The biology and evolution of the reproductive cycle of Miniopterus schreibersii and M. australis (Chiroptera: Vespertilionidae)
Article first published online: 20 AUG 2009
Journal of Zoology
Volume 183, Issue 3, pages 353–375, November 1977
How to Cite
Richardson1, E. G. (1977), The biology and evolution of the reproductive cycle of Miniopterus schreibersii and M. australis (Chiroptera: Vespertilionidae). Journal of Zoology, 183: 353–375. doi: 10.1111/j.1469-7998.1977.tb04193.x
- Issue published online: 20 AUG 2009
- Article first published online: 20 AUG 2009
- Accepted 14 December 1976
The reproductive biology of Miniopterus schreibersii and M. australis was studied at latitude 28·5°S, in eastern Australia. Comparison was made with material from 23·5°S to 37°S.
Both species are monoestrous and monotocous. Ovulation is from the left ovary and implantation is in the right cornu.

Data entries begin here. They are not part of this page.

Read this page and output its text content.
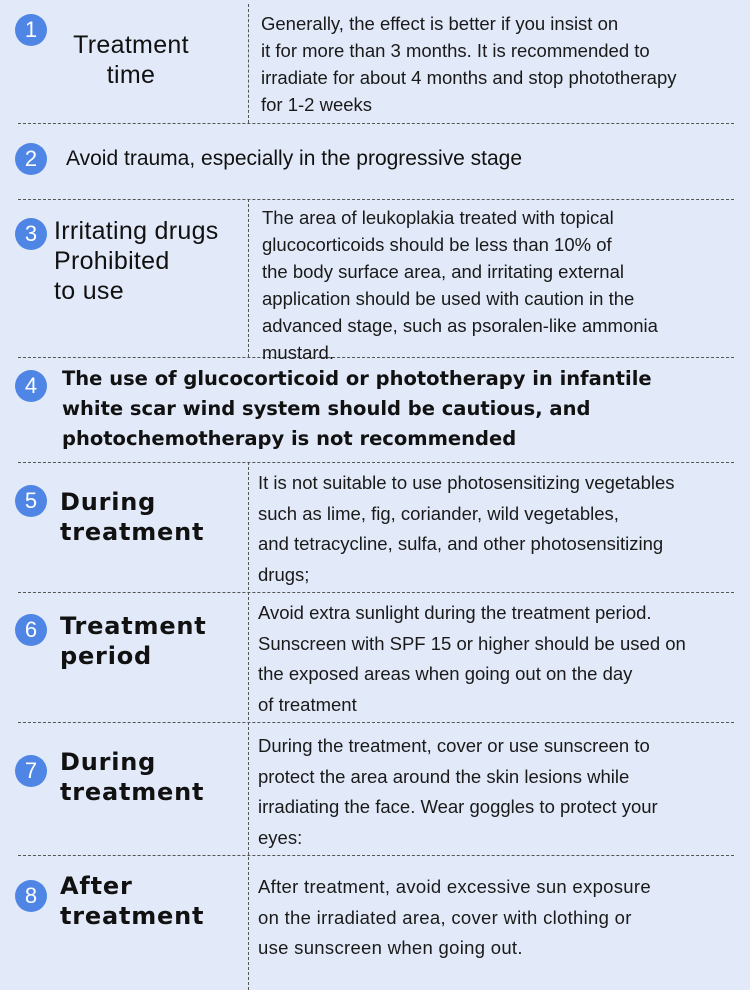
1
Treatment
time
Generally, the effect is better if you insist on
it for more than 3 months. It is recommended to
irradiate for about 4 months and stop phototherapy
for 1-2 weeks
2	Avoid trauma, especially in the progressive stage
3 Irritating drugs
Prohibited
to use
The area of leukoplakia treated with topical
glucocorticoids should be less than 10% of
the body surface area, and irritating external
application should be used with caution in the
advanced stage, such as psoralen-like ammonia
mustard.
4	The use of glucocorticoid or phototherapy in infantile
white scar wind system should be cautious, and
photochemotherapy is not recommended
5 During
treatment
It is not suitable to use photosensitizing vegetables
such as lime, fig, coriander, wild vegetables,
and tetracycline, sulfa, and other photosensitizing
drugs;
6 Treatment
period
Avoid extra sunlight during the treatment period.
Sunscreen with SPF 15 or higher should be used on
the exposed areas when going out on the day
of treatment
7 During
treatment
During the treatment, cover or use sunscreen to
protect the area around the skin lesions while
irradiating the face. Wear goggles to protect your
eyes:
8 After
treatment
After treatment, avoid excessive sun exposure
on the irradiated area, cover with clothing or
use sunscreen when going out.
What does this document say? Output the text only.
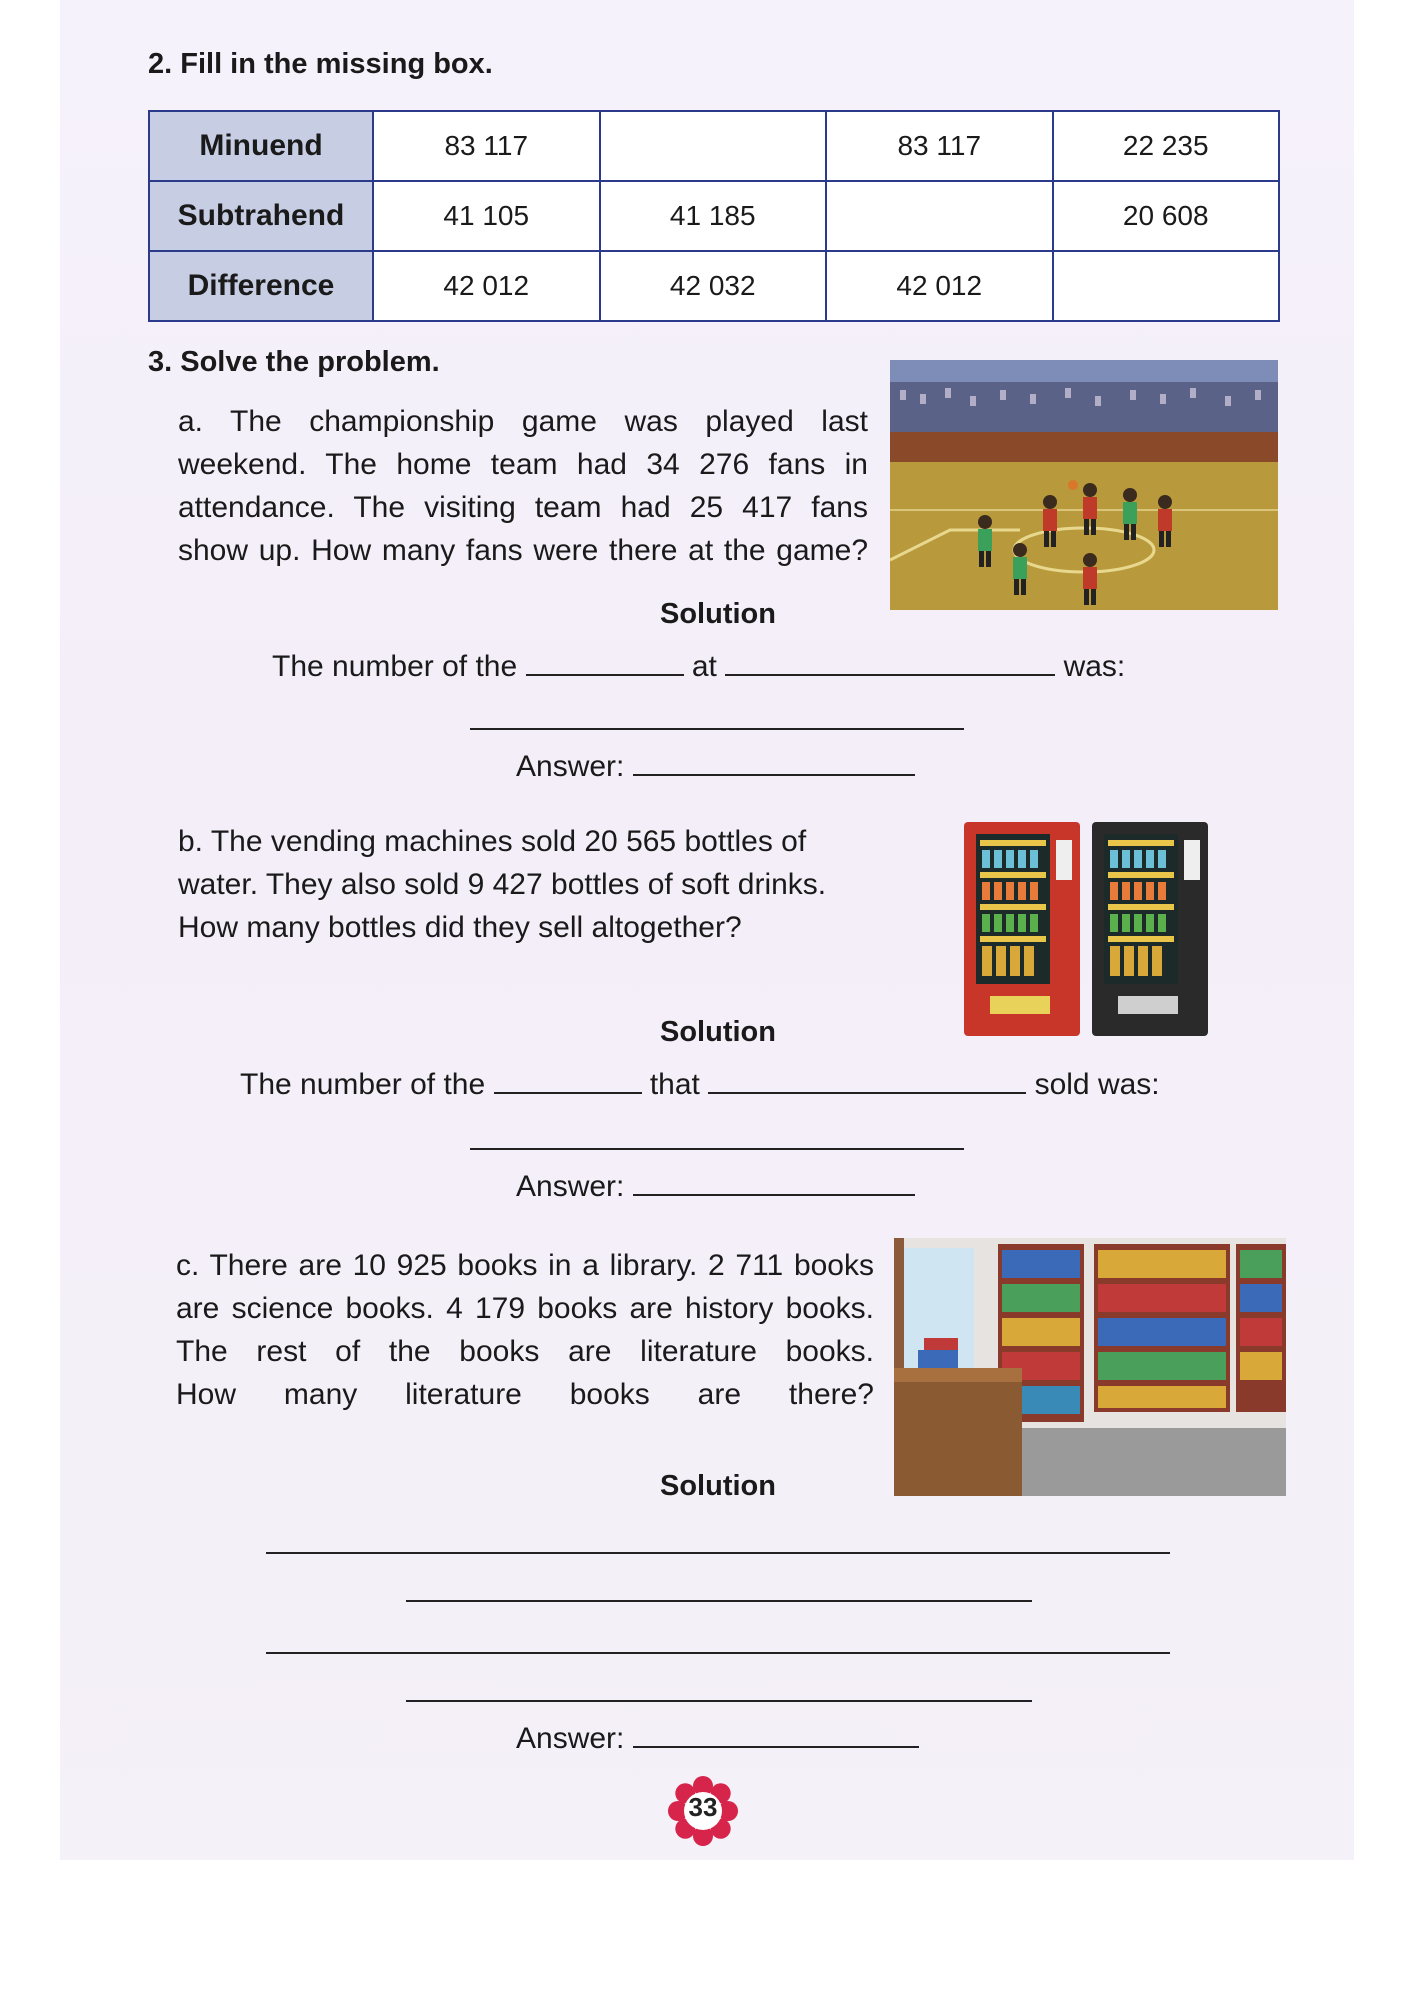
2. Fill in the missing box.
Minuend	83 117		83 117	22 235
Subtrahend	41 105	41 185		20 608
Difference	42 012	42 032	42 012	
3. Solve the problem.
a. The championship game was played last
weekend. The home team had 34 276 fans in
attendance. The visiting team had 25 417 fans
show up. How many fans were there at the game?
Solution
The number of the	at	was:
Answer:
b. The vending machines sold 20 565 bottles of
water. They also sold 9 427 bottles of soft drinks.
How many bottles did they sell altogether?
Solution
The number of the	that	sold was:
Answer:
c. There are 10 925 books in a library. 2 711 books
are science books. 4 179 books are history books.
The rest of the books are literature books.
How many literature books are there?
Solution
Answer:
33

At latitude 28·5°S, a “silent heat” precedes behavioural oestrus and fertilization by two months in M. schreibersii and three months in M. australis. In M. schreibersii copulation and fertilization occur in late May and early June, immediately after a relatively short period of spermatogenesis and about one month after the release of sperm to the epididymides. During winter, implantation of the blastocyst stage is delayed. The male accessory glands involute but a store of epididymal sperm is retained. Implantation occurs in August and birth is in December.
M. australis conceives in mid-August, after an extended period of spermatogenesis which ceases four to six weeks prior to copulation. An epididymal sperm store is present some 21/2 months prior to insemination. Implantation has occurred by mid-September and parturition takes place in December.
Comparative data from other latitudes in eastern Australia show no differences in the timing of a reproductive events of M. australis between 23·5°S and 31°S. In M. schreibersii in South Australia (37°S) mating occurs in April and May. Plasticity in the timing of parturition (October to December) and other anomalies of this population are discussed.
The data suggest that evolutionary hypotheses involving extrapolation from one species to the other are questionable and that a more complex and varied adaptive response to climate may exist than has hitherto been supposed.